- Location: McKinney, Texas, US
- Date: March 12, 2004
- Attack type: Home invasion, mass murder, attempted robbery, mass shooting
- Weapons: Firearms
- Deaths: 4
- Perpetrators: Eddie Williams Javier Cortez Raul Cortez
- Motive: Robbery

= McKinney quadruple murder =

2004 mass murder in McKinney, Texas

The McKinney quadruple murder, also called the Truett Street massacre, was when four people were gunned down in a house in McKinney, Texas, United States, on March 12, 2004. The incident received notable national coverage on the July 22, 2006, episode of America's Most Wanted, leading to the capture of a suspect.

== Incident ==
On March 12, 2004, Eddie Williams, Javier Cortez, and Raul Cortez entered the home of Rosa Barbosa (46), a clerk at a local McKinney check-cashing business. Javier Cortez had allegedly been watching Barbosa and believed she took cash home from the business daily. When the men couldn't find any money in the home, they forced Barbosa to give them the key and alarm code to the check cashing business. One of the men then shot and killed Barbosa.

Before the shooters could leave, Barbosa's nephew Mark Barbosa (25) entered the home with friends Matt Self (17) and Austin York (18). The three burglars forced Mark Barbosa, Self, and York into a bedroom and shot them before fleeing the scene. Shortly after the botched robbery, Robert Barbosa – Mark Barbosa's brother and a resident in the house – entered the residence to find the four victims. Self was still alive and was rushed to the hospital. He died the following day.

Rosa and Matt were both shot one time each in the head, Mark was once in the head and once in the right arm, and Austin was shot three times.

== Police response ==
One month after the killings, police believed they had solved the case, but soon released the suspects for lack of evidence. It wasn't until several years after the case that the authorities were led to Eddie Williams and the Cortez brothers. Talisha Haithcox, 37, called the police and told them that her boyfriend, Eddie Williams, was involved with the murders of the four victims in McKinney, Texas. McKinney Police Detective Joe Arp eventually gathered DNA evidence that linked Raul Cortez to the crime scene on Truett Street in McKinney, Texas. Investigators collected a cigarette butt from the place where Cortez worked in Florida to use as DNA evidence against the suspect. Also, investigators retrieved DNA evidence from the latex glove pieces and duct tape the suspects left behind in the house on the day of the murders. Arp used the cigarette butt and the latex pieces to cross-reference and the profiles matched.

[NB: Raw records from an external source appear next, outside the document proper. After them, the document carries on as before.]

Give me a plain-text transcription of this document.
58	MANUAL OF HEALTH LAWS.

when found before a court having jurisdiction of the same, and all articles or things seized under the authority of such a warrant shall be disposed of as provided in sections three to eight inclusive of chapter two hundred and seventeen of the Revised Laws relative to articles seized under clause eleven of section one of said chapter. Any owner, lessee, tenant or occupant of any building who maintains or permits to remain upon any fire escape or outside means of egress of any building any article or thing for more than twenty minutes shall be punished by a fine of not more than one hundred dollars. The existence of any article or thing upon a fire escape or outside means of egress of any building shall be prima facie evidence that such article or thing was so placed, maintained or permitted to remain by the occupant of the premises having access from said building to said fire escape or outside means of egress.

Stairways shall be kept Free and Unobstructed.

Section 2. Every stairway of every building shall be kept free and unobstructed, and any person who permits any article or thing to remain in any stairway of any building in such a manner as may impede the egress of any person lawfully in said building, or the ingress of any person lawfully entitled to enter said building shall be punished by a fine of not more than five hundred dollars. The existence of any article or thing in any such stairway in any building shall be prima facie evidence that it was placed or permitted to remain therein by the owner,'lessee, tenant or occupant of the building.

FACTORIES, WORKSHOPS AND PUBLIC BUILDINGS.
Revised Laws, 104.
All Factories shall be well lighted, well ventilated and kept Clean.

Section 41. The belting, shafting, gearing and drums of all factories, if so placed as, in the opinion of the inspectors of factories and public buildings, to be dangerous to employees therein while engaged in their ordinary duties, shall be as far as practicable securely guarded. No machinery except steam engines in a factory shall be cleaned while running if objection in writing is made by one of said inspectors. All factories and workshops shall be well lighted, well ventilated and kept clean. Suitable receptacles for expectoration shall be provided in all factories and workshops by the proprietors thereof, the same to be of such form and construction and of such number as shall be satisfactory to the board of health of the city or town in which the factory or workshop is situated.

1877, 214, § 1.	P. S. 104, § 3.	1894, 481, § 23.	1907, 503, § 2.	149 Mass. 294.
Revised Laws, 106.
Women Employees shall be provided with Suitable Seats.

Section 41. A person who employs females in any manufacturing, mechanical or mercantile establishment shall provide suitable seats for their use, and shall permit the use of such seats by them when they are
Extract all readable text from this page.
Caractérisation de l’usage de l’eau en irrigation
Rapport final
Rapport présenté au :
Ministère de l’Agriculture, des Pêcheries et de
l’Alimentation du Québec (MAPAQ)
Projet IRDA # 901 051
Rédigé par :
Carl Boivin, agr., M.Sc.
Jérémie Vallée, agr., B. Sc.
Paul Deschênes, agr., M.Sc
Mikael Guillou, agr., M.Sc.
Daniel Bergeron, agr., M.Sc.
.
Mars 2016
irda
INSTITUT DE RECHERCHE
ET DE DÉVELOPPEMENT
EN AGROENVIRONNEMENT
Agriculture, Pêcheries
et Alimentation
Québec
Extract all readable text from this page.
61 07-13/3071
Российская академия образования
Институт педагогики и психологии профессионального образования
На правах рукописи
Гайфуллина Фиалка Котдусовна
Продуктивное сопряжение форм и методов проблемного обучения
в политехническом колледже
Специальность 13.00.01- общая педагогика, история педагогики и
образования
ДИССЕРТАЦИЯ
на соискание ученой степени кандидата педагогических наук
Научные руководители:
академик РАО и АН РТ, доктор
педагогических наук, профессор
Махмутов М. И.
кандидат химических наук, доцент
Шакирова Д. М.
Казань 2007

Williams and Haithcox went to the police station on June 14, 2007, and they cooperated with the police. Williams told police officials that before the shooting, he had been at Raul Cortez's house in McKinney planning to rob Cliff's Checking Cashing business, where Rosa Barbosa was the manager. Williams also stated that while they were planning the robbery, Raul Cortez fired his .25-caliber pistol into the ceiling of his house at 312 South Kentucky Street in McKinney while his brother stood outside to listen and see if he could hear the shot being fired. Police officials recovered fragments of the bullet in the South Kentucky residence and matched those fragments to those removed from victims Mark Barbosa, 25, and Austin York. Williams admitted to shooting Austin York and explained that his main reasoning was that the Cortez brothers would have killed him if he hadn't shot Austin.

Javier Cortez, 31; Raul Cortez, 26; and Eddie Williams were all arrested and charged. Williams pled guilty to three counts of murder in 2010 and was sentenced to 20 years. Raul Cortez was convicted on January 29, 2009, of capital murder and sentenced to death on February 2. Williams's relatively lighter sentence compared to that received by Raul Cortez was justified by his co-operation with police and his history of mental disabilities. Javier Cortez pled guilty to federal weapons charges and was sentenced to four years in prison. Javier served his four-year sentence at the Clements Unit in Amarillo, and was released in January 2011. Raul Cortez is currently serving his sentence at the Allan B. Polunsky Unit in West Livingston, while Williams is currently serving his sentence at the Alfred D. Hughes Unit in Gatesville.

==Legacy==
Raul Cortez appealed his death sentence to the Texas Supreme Court, but his appeal was rejected in 2011. He subsequently appealed his sentence all the way to the US Supreme Court, but his appeal was rejected in 2017. As of 2023 a date is still yet to be set for his execution. A scholarship fund was raised in the names of the victims of the killings. The killings were also the subject of an episode of the Investigation Discovery channel documentary Nightmare Next Door. The episode first aired in January 2011.